Quem queria corte de gasto, perdeu. Quem queria aumento de imposto para continuar gastando, ganhou. Por dez a zero, um placar de conta simples.
E ainda é preciso ouvir o ex-jovem senador Lindbergh Faria, notabilizado pela condição de presidente da união dos estudantes, até hoje sem compromisso com a realidade, gritar contra Levy, porque está "cortando", numa tentativa de entrar no pastelão de qualquer maneira como algoz do ministro da Fazenda. Certamente acreditando que ele vai sucumbir, o que não é difícil, e o senador ficar dono do grande feito que deixará sem eco qualquer resultado da Operação Lava-Jato, na qual é um dos investigados.
A arrogância de Levy, porém, lhe tirou a condição de vítima há muito tempo.
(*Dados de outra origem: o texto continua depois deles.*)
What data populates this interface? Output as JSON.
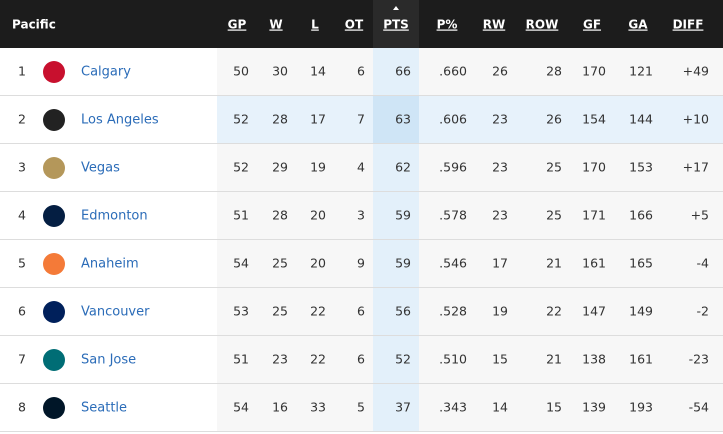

Na tentativa anterior de empurrar o pacote arrecadatório aos assalariados já havia, numa preparação de terreno de contenção das reações, chamado de míopes os que se rebelam contra "um pouquinho" de imposto. Será merecedor de tudo o que lhe disser o senador petista do Rio.
Dilma não quer cortes de gastos, não quer fechar ministérios, não quer economizar, não quer redimensionar programas. Tudo pela gastança. Então, viva!
É claro que os déficits vão dobrar, a presidente e os ministros não vão ficar competentes de uma hora para outra, mensalão e petrolão viraram método de governo, como diagnosticou com precisão o ministro do Supremo Gilmar Mendes, e será necessária uma outra CPMF ano que vem, mais uma em 2017, uma terceira em 2018. O problemão não teve solução. O governo negou à sociedade dois milésimos de respeito.
Entre viajar à Rússia com o velho amigo vice-presidente Michel Temer, para cumprir uma agenda que ela mesma turbinou com assuntos de sua área, e ficar no Brasil com a nova amiga presidente Dilma Rousseff, a ministra da Agricultura, Kátia Abreu, preferiu torcer o tornozelo. Não sem antes colocar na agenda que iria ao médico. Em 2007, a senadora Kátia segurou na principal alça do caixão da CPMF.
Rosângela Bittar é chefe da Redação, em Brasília.